Bergeron scored the first of his two goals at 14:37 of the first period off a nice feed from Marchand.
Then Marchand made it 2-0 at 12:13 of the second. He took a loose puck away from Kevin Bieksa at the left side of the crease, carried it behind the net and jammed it past netminder Roberto Luongo.
Bergeron added his second of the game with 2:25 left in the middle period with a shorthanded goal. With Zdeno Chara off for interference, Dennis Seidenberg sent a pass up the middle for Bergeron. Canucks defenseman Christian Ehrhoff hauled Bergeron down and a penalty was going to be called, but after Luongo made the original save, the puck went off Bergeron and in.
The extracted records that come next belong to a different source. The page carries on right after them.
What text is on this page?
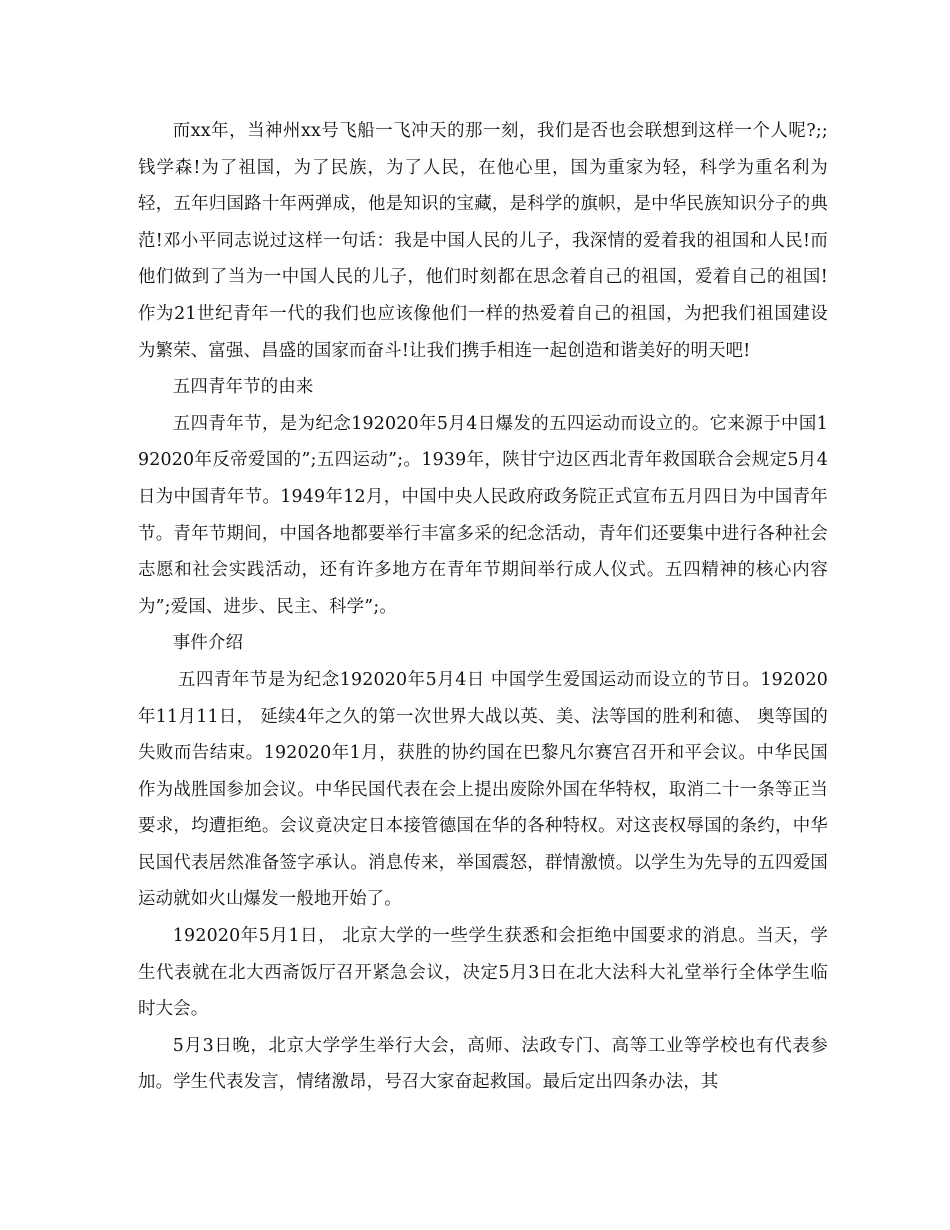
而xx年，当神州xx号飞船一飞冲天的那一刻，我们是否也会联想到这样一个人呢?;;钱学森!为了祖国，为了民族，为了人民，在他心里，国为重家为轻，科学为重名利为轻，五年归国路十年两弹成，他是知识的宝藏，是科学的旗帜，是中华民族知识分子的典范!邓小平同志说过这样一句话：我是中国人民的儿子，我深情的爱着我的祖国和人民!而他们做到了当为一中国人民的儿子，他们时刻都在思念着自己的祖国，爱着自己的祖国!作为21世纪青年一代的我们也应该像他们一样的热爱着自己的祖国，为把我们祖国建设为繁荣、富强、昌盛的国家而奋斗!让我们携手相连一起创造和谐美好的明天吧!

五四青年节的由来

五四青年节，是为纪念192020年5月4日爆发的五四运动而设立的。它来源于中国192020年反帝爱国的”;五四运动”;。1939年，陕甘宁边区西北青年救国联合会规定5月4日为中国青年节。1949年12月，中国中央人民政府政务院正式宣布五月四日为中国青年节。青年节期间，中国各地都要举行丰富多采的纪念活动，青年们还要集中进行各种社会志愿和社会实践活动，还有许多地方在青年节期间举行成人仪式。五四精神的核心内容为”;爱国、进步、民主、科学”;。

事件介绍

五四青年节是为纪念192020年5月4日 中国学生爱国运动而设立的节日。192020年11月11日， 延续4年之久的第一次世界大战以英、美、法等国的胜利和德、 奥等国的失败而告结束。192020年1月，获胜的协约国在巴黎凡尔赛宫召开和平会议。中华民国作为战胜国参加会议。中华民国代表在会上提出废除外国在华特权，取消二十一条等正当要求，均遭拒绝。会议竟决定日本接管德国在华的各种特权。对这丧权辱国的条约，中华民国代表居然准备签字承认。消息传来，举国震怒，群情激愤。以学生为先导的五四爱国运动就如火山爆发一般地开始了。

192020年5月1日， 北京大学的一些学生获悉和会拒绝中国要求的消息。当天，学生代表就在北大西斋饭厅召开紧急会议，决定5月3日在北大法科大礼堂举行全体学生临时大会。

5月3日晚，北京大学学生举行大会，高师、法政专门、高等工业等学校也有代表参加。学生代表发言，情绪激昂，号召大家奋起救国。最后定出四条办法，其
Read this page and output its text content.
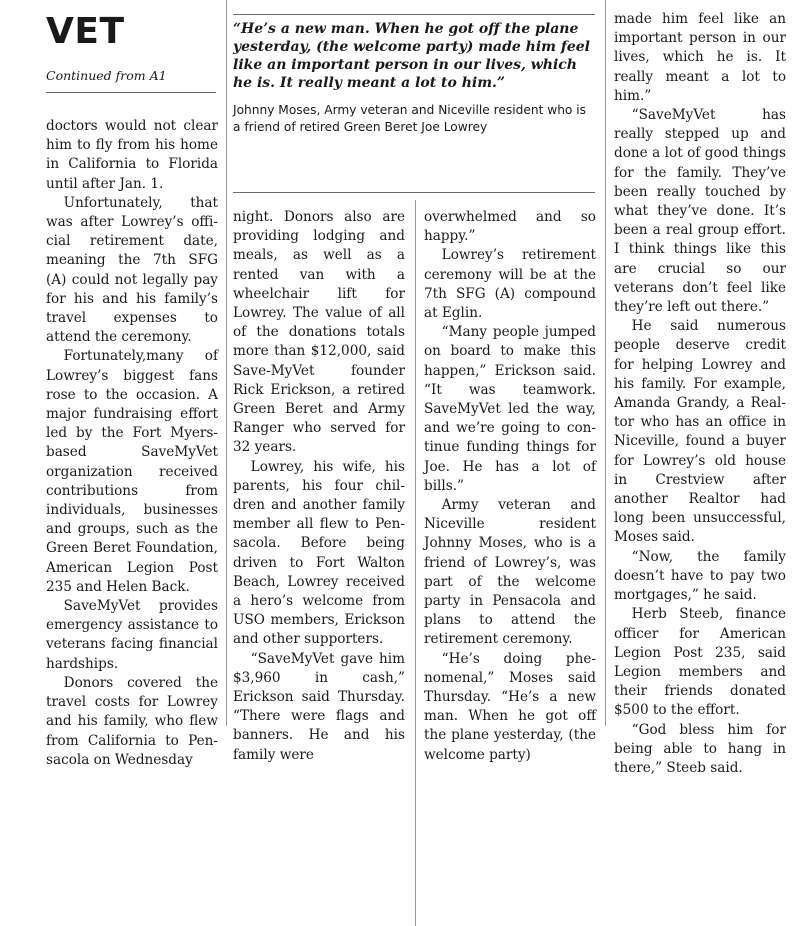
VET
Continued from A1
“He’s a new man. When he got off the plane yesterday, (the welcome party) made him feel like an important person in our lives, which he is. It really meant a lot to him.”
Johnny Moses, Army veteran and Niceville resident who is a friend of retired Green Beret Joe Lowrey

doctors would not clear him to fly from his home in California to Florida until after Jan. 1.

Unfortunately, that was after Lowrey’s official retirement date, meaning the 7th SFG (A) could not legally pay for his and his family’s travel expenses to attend the ceremony.

Fortunately,many of Lowrey’s biggest fans rose to the occasion. A major fundraising effort led by the Fort Myers-based SaveMyVet organization received contributions from individuals, businesses and groups, such as the Green Beret Foundation, American Legion Post 235 and Helen Back.

SaveMyVet provides emergency assistance to veterans facing financial hardships.

Donors covered the travel costs for Lowrey and his family, who flew from California to Pensacola on Wednesday

night. Donors also are providing lodging and meals, as well as a rented van with a wheelchair lift for Lowrey. The value of all of the donations totals more than $12,000, said Save-MyVet founder Rick Erickson, a retired Green Beret and Army Ranger who served for 32 years.

Lowrey, his wife, his parents, his four children and another family member all flew to Pensacola. Before being driven to Fort Walton Beach, Lowrey received a hero’s welcome from USO members, Erickson and other supporters.

“SaveMyVet gave him $3,960 in cash,” Erickson said Thursday. “There were flags and banners. He and his family were

overwhelmed and so happy.”

Lowrey’s retirement ceremony will be at the 7th SFG (A) compound at Eglin.

“Many people jumped on board to make this happen,” Erickson said. “It was teamwork. SaveMyVet led the way, and we’re going to continue funding things for Joe. He has a lot of bills.”

Army veteran and Niceville resident Johnny Moses, who is a friend of Lowrey’s, was part of the welcome party in Pensacola and plans to attend the retirement ceremony.

“He’s doing phenomenal,” Moses said Thursday. “He’s a new man. When he got off the plane yesterday, (the welcome party)

made him feel like an important person in our lives, which he is. It really meant a lot to him.”

“SaveMyVet has really stepped up and done a lot of good things for the family. They’ve been really touched by what they’ve done. It’s been a real group effort. I think things like this are crucial so our veterans don’t feel like they’re left out there.”

He said numerous people deserve credit for helping Lowrey and his family. For example, Amanda Grandy, a Realtor who has an office in Niceville, found a buyer for Lowrey’s old house in Crestview after another Realtor had long been unsuccessful, Moses said.

“Now, the family doesn’t have to pay two mortgages,” he said.

Herb Steeb, finance officer for American Legion Post 235, said Legion members and their friends donated $500 to the effort.

“God bless him for being able to hang in there,” Steeb said.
The play was reviewed, but the goal stood up.
After that, the only cheers given to Luongo, who will have to wait a long time before he lives down his critique of Thomas after Game 5, were of the mock variety.
It was only fitting for this squad that identified so much with the concept of team that it was its hardworking second line of Bergeron, Mark Recchi and Marchand, which also shut down the Sedin twins in this series, that delivered the giant silver chalice.
“That whole line has been awesome,” forward Chris Kelly said. “They started the game and they set the tone for us and we just followed. I thought we got contributions from everyone, but our big guys stepped up and played a big, big role (last night).”
The B’s had lost a three-goal lead in Game 7 to the Philadelphia Flyers last year in the Eastern Conference semifinals, but they weren’t about to let this one slip away. They frustrated the Canucks at every turn in the third period, even when Milan Lucic took a questionable hooking call with 8:26 left. But the B’s killed it off with ease, as they did most of Vancouver’s power plays in this series. The penalty-killing unit was an incredible 31-for-33 against a power play that was clicking at over 28 percent coming into the series.
Finally, after Luongo was pulled for an extra attacker with 3:10 left, Marchand took away any flickering hope when he snapped an empty-netter home with 2:44 remaining. The trash-talking pretenders that the Canucks turned out to be were finished, and Marchand, no angel himself, basked in their defeat.
“They were diving, they hit (Nathan Horton) like that, they kept whining about stuff in the papers and shooting their mouths off,” Marchand said. “We just took it, went with it and we just played our game.”
And last night when they needed their game most, the Bruins just about played it to perfection.